A champion for social justice as vice president of the Muslim Student Association and director of the Gender Justice Center, Bharoocha sometimes feels like she is carrying the weight of the world. In telling her story, she wanted to avoid “the tokenization” of her image by offsetting it with Seattle U’s undergraduate demographics (see below).
Bharoocha credits Seattle U’s intimate classes and engaged professors for enabling her to do graduate-level coursework as an undergrad. She was a 2017 summer fellow in Princeton University’s Public Policy and International Affairs Program, which aims to develop future global policy leaders. After graduating in spring 2018 with honors in sociology, Bharoocha will serve as a Policy Fellow for the Greenlining Leadership Academy in the San Francisco Bay Area advocating for low-income people and communities of color.
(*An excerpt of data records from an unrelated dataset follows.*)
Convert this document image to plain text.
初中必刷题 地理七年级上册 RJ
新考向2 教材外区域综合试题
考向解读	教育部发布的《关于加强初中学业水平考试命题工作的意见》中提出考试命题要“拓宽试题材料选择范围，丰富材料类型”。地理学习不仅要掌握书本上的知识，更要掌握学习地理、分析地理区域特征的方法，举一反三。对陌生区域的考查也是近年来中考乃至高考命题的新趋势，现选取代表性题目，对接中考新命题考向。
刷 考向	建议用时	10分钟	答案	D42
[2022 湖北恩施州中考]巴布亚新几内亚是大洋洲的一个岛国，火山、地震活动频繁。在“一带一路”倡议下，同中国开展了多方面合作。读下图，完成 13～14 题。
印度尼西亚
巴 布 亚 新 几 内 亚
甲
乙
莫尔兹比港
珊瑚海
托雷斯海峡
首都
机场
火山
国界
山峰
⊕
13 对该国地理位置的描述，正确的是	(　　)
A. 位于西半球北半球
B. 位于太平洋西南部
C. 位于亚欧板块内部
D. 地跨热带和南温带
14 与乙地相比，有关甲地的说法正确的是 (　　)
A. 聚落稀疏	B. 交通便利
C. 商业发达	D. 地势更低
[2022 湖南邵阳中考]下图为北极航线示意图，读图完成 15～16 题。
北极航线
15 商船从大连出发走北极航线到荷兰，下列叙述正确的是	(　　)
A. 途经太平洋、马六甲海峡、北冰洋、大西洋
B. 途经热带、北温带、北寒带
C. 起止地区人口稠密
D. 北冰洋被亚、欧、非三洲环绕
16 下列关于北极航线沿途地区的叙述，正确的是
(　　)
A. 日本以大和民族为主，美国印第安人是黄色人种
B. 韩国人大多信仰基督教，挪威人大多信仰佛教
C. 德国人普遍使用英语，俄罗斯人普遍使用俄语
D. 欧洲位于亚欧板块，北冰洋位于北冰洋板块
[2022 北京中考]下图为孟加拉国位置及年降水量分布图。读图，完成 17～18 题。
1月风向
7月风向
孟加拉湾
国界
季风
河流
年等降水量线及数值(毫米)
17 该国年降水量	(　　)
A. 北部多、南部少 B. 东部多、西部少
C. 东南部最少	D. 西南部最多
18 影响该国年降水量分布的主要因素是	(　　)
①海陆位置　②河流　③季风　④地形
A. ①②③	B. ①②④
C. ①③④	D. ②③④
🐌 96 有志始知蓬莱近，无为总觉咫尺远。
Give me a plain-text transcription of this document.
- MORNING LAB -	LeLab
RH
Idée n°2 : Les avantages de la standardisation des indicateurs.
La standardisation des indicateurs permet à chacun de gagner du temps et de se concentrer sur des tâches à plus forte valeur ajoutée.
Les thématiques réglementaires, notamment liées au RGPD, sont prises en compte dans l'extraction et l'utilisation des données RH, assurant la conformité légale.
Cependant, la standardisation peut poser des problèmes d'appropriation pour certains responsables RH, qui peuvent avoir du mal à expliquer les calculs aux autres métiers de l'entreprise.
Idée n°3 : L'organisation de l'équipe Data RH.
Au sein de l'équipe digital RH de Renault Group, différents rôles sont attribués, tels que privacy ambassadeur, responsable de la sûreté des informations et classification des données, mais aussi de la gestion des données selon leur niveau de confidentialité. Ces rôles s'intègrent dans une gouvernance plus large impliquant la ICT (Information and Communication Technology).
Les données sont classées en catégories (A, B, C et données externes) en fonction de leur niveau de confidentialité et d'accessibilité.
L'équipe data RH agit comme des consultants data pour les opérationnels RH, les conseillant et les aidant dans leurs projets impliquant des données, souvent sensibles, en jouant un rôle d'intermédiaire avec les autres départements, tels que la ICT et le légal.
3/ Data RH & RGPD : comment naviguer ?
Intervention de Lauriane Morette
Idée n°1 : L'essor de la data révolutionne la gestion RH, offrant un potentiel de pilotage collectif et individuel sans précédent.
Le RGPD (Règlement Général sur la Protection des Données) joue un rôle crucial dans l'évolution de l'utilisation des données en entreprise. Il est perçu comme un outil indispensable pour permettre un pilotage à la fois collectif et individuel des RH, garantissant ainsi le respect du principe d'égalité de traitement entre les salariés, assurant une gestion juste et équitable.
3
This is Bharoocha’s way of living Seattle U’s mission, which she first articulated as a student speaker during the 2017 inaugural Student Mission Day.
“Students need to say, ‘Where do I fit into that mission?’ Because ‘just and humane’ can mean many things. Everyone has their own role to play in advancing justice.”
White (59.8%), Black (4.5%), Asian (26.5%), Pacific Islander (4.0%), Latino (13.2%), Native American (1.8%).
Muslim students comprised 1.1 percent of the population.